Maybe the unwanted fucking is reciprocation: after being used by her lover in ways that feel at once pleasurable and awful, the narrator turns the tables. Maybe it is revenge—a trapped animal lunging at her captor. Or maybe it is a wounded answer to those who refuse to see violence when it is couched in gentleness at the hands of women. If the lover’s womanhood enables her to hurt the narrator and get away with it, then maybe crude misogynist violence against her is a satisfying cheap shot. Whatever it is, it undermines some of what makes the story special to me. I read “A Dash of Vanilla” as an exploration of the psychological harm wrought by normative sexual expectations. A moment where the narrator violates her lover, with no real indication of the moment’s impact on the lover, feels out of place. It gives me pause when recommending this story, though I do still recommend it to anyone who can stomach this final, unsettling act. 

We tell ourselves so many stories about what sex is and what it is supposed to be. The anti-pornography feminists in resistance to whom Califia wrote Macho Sluts insisted that BDSM was violent, dangerous, misogyny incarnate, while rarely applying the same scrutiny to vanilla lesbian sex. The good ’90s liberals around whom I came of age claimed that sex was a beautiful expression of love but never once suggested I notice how my body felt imagining or doing it. I have so often felt alone, even within queer communities, in a reality that does not match these stories.
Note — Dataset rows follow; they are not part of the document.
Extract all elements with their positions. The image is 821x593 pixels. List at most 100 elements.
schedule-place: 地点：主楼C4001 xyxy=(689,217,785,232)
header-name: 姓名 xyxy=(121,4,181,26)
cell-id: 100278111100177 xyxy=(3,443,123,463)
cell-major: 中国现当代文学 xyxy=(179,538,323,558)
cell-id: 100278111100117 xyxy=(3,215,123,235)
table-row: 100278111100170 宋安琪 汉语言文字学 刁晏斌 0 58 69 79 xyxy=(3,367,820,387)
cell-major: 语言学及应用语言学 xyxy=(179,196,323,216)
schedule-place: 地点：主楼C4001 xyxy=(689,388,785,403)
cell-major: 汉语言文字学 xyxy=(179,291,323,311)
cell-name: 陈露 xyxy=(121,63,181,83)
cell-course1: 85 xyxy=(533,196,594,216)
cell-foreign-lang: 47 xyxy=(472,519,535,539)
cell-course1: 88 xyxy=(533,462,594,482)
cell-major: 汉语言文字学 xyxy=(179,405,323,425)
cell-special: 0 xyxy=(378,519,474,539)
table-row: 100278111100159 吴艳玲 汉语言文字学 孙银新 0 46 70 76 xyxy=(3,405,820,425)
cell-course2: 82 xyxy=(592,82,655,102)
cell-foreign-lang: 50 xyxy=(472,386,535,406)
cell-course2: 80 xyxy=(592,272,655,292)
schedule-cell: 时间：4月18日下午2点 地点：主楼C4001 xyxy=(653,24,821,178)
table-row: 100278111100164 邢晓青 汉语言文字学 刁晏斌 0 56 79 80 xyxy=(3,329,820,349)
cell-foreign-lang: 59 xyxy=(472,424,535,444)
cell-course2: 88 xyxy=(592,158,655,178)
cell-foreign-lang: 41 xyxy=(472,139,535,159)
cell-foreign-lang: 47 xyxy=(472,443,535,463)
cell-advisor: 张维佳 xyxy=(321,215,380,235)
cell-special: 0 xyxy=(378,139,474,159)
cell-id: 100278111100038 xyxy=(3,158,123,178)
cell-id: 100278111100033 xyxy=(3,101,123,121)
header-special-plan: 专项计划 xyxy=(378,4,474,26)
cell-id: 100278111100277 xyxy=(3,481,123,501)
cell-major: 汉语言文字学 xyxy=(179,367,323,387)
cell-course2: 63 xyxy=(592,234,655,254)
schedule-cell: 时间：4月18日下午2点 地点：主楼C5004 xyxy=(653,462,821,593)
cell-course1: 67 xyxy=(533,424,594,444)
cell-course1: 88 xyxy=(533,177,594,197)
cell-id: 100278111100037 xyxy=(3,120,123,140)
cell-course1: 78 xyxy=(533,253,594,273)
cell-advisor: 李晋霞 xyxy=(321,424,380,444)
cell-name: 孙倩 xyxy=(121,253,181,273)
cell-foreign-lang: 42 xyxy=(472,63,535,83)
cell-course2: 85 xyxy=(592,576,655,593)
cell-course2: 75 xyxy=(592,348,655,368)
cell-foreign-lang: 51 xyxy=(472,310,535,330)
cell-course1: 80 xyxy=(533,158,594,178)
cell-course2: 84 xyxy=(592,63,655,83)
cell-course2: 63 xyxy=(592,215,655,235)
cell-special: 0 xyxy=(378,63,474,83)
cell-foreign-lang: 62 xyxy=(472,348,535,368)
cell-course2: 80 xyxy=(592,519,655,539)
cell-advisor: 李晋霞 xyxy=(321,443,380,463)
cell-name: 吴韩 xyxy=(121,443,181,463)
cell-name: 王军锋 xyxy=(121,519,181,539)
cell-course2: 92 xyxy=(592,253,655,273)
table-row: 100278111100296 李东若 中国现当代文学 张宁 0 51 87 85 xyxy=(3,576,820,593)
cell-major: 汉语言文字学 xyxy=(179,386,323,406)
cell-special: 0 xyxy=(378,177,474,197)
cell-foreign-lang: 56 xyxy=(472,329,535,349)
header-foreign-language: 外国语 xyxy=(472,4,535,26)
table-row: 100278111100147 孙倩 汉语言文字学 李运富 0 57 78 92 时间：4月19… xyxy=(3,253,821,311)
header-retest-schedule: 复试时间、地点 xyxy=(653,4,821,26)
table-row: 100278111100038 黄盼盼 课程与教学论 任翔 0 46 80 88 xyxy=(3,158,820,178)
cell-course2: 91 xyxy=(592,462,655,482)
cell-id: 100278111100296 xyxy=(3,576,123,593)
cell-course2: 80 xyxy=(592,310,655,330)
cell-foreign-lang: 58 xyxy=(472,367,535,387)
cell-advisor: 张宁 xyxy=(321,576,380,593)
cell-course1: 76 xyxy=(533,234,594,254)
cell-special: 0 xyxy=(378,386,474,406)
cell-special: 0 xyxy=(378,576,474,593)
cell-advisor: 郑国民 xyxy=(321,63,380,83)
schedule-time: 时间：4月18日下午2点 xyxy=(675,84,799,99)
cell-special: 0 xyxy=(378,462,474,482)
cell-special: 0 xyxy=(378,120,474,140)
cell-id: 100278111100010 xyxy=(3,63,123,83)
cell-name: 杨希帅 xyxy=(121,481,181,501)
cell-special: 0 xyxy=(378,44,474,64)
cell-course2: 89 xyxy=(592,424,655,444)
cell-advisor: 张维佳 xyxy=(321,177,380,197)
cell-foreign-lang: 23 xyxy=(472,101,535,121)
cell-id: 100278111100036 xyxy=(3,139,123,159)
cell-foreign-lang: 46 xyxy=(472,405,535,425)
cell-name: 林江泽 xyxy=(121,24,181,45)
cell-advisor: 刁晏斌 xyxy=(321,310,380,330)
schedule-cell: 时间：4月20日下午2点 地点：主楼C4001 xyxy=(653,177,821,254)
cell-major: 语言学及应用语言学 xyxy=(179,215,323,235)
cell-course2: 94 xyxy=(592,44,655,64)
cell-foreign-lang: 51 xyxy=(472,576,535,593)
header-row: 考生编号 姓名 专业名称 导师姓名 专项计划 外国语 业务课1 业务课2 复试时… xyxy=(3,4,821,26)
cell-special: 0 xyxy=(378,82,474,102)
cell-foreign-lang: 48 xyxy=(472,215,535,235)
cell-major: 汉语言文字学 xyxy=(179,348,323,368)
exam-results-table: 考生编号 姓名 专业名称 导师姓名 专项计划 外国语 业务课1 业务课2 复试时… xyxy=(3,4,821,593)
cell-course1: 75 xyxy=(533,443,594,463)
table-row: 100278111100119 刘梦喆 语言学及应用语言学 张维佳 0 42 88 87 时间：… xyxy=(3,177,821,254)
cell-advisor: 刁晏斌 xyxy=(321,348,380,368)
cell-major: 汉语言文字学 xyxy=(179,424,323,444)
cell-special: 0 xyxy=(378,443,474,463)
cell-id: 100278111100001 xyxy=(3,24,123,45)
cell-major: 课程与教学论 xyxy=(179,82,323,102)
Compassionate depictions of experiencing sexual assault are, thankfully, somewhat common these days, but I do not see myself in them. To find a piece of writing that gets at the kind of ambiguous sexual misery I felt alone in—particularly one involving queer partners, particularly one that implicates the institution of vanilla sex as a root cause—is an astonishing gift. It has been more than thirty years since Macho Sluts’ publication and more than ten since I first read “A Dash of Vanilla.” Nothing I’ve read before or since has come as close to reflecting lesbian sex as I knew it.